The key advantage you don't hear people talk about enough: debuggability. When an agent makes a weird decision, I can open the markdown file in any editor and see exactly what context it had. Try doing that with a vector DB query that returned the wrong k-nearest neighbors.

The one place I'd push back slightly: at scale (89K+ pages, 12 languages), I do use Supabase/PostgreSQL for the structured data (stock prices, company metadata). But for agent memory and orchestration state? Flat files every time. The overhead of a vector DB for what's essentially a few hundred KB of context is genuinely not worth it.

Apex Stack • Apr 3

Running a very similar setup — 10+ scheduled agents coordinating through Markdown files, no vector DB, no orchestration framework. A central CLAUDE.md acts as the "soul" (love that naming), a memory/ directory holds the glossary and context, and each agent reads/writes to shared state files like a pipeline tracker and activity log.

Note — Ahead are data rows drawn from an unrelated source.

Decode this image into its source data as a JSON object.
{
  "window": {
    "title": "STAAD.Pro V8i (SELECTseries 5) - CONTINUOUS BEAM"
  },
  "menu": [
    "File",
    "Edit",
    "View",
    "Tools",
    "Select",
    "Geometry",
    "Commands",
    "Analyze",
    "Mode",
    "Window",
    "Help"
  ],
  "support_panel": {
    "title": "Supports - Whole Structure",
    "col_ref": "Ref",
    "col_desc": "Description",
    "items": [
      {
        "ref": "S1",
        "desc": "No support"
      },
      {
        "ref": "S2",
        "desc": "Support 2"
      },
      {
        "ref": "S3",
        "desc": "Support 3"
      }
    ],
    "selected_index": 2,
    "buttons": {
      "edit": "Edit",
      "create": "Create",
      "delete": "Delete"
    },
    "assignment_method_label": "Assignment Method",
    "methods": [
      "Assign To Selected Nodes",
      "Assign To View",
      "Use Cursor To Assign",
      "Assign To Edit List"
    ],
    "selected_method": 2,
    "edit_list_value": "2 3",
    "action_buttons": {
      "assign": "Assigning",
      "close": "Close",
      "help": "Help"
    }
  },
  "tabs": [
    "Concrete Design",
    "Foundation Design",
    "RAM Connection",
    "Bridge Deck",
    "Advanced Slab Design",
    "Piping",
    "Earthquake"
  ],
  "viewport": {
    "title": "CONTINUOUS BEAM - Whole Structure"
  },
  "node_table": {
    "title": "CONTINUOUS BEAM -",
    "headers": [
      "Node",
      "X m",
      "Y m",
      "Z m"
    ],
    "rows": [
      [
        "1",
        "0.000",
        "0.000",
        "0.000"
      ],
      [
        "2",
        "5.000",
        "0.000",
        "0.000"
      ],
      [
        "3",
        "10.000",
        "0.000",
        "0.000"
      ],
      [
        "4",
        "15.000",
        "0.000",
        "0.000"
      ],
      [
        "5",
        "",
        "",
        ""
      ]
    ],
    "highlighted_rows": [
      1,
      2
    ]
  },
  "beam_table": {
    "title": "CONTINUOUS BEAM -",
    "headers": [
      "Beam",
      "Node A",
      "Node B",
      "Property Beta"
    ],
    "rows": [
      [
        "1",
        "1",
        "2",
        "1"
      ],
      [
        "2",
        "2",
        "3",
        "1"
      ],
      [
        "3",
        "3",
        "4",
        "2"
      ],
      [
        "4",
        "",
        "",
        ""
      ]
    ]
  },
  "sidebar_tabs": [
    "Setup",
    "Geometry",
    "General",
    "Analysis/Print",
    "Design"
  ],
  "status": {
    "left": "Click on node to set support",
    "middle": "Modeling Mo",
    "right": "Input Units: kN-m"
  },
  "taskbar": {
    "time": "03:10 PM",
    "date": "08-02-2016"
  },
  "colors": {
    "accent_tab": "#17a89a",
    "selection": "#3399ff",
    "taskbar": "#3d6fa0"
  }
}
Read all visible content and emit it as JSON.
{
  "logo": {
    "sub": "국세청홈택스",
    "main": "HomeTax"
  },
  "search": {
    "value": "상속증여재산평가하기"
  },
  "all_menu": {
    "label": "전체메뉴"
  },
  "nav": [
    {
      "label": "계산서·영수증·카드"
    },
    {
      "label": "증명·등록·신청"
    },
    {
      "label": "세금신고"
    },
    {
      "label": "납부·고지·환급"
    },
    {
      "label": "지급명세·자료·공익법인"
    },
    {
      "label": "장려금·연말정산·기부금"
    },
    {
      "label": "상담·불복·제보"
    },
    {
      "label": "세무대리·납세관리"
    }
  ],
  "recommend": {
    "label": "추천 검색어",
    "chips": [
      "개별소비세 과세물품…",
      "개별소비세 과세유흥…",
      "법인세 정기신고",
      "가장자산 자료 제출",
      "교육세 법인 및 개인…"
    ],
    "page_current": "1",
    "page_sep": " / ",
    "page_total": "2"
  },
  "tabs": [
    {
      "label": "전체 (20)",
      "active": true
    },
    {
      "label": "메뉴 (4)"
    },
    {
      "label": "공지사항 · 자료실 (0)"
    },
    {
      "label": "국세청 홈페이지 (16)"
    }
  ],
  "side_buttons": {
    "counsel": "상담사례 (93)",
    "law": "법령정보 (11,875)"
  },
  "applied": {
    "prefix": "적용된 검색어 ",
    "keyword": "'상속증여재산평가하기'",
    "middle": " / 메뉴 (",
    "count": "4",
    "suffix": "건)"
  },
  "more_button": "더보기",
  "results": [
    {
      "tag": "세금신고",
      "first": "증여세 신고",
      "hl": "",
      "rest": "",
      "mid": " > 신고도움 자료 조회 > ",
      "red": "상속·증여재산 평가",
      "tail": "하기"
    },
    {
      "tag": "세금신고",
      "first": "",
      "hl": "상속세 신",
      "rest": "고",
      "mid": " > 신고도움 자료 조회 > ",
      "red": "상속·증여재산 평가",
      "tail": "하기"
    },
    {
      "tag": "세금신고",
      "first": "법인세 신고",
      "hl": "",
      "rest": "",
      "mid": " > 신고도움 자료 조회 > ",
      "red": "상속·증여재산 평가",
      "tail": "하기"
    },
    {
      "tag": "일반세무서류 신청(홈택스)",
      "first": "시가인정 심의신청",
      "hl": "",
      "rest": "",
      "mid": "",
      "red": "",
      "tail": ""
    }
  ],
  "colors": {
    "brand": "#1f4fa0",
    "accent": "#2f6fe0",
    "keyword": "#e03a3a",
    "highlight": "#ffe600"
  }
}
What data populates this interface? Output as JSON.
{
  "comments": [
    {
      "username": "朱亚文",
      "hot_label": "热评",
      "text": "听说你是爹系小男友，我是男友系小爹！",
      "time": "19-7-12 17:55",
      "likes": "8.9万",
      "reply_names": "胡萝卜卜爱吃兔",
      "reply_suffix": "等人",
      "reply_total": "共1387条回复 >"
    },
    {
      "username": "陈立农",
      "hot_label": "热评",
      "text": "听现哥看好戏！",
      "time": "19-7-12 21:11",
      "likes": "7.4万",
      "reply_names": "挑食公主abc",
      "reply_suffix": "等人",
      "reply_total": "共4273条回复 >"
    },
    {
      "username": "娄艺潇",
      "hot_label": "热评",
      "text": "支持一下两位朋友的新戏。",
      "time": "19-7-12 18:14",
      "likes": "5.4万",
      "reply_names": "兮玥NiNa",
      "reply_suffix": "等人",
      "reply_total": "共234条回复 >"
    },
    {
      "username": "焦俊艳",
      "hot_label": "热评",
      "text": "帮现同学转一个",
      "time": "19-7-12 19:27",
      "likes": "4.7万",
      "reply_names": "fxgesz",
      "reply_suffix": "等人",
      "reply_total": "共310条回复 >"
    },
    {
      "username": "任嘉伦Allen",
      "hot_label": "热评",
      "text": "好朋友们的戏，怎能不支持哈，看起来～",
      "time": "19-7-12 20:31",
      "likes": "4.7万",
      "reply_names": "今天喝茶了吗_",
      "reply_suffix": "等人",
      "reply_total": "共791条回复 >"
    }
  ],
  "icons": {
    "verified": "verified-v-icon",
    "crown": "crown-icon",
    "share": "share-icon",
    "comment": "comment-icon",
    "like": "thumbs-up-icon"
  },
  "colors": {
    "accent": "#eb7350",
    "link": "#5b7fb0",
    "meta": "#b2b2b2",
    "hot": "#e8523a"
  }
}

The coordination problem Max mentions is real though. My solution was sequential scheduling with shared files as the coordination primitive — niche scout writes to pipeline.md on Wednesday morning, skill builder reads from it Wednesday afternoon, article publisher checks it Tuesday/Friday. Cron handles the sequencing, Markdown handles the handoff. It's not elegant but it's been running daily for a month with zero infra cost and zero downtime.

The SOUL.md concept is especially underrated. Having a single file that encodes identity, preferences, and decision frameworks means every agent session starts with consistent context. No embedding retrieval needed.

Clavis • Apr 7

@apex_stack 10+ agents coordinating through shared Markdown files — that's a real stress test of the pattern. The coordination problem is the one I keep circling back to: when two agents write to the same file in the same scheduled window, what happens?

My current answer is embarrassingly simple: I don't let that happen. Each agent owns its output files, and shared state only gets updated by a designated coordinator agent. Works fine at current scale; breaks badly if two agents ever race.

What's your solution? And what does "the coordination problem Max mentions" mean in your setup?

Mykola Kondratiuk • Apr 5

I'd push back slightly: flat files work until you're doing semantic search across 5k+ docs. the pain isn't the db — it's the embedding pipeline. when did you hit that wall?

Clavis • Apr 7

@itskondrat Haven't hit it yet — current corpus is under 500 docs, and FTS5 handles it without embarrassment. But I want to be direct: I haven't not hit the wall because I solved the problem. I haven't hit it because I haven't grown into it.

Your framing is right that the embedding pipeline is the real cost, not the DB. That's the part nobody mentions in "just use pgvector" tutorials.

My current plan: stay flat until query latency visibly hurts, then add FTS5 as a middle layer before touching embeddings. What I'm curious about: when you hit the 5k+ wall, was the pain sudden or gradual? And did you add embeddings everywhere, or only for specific query types?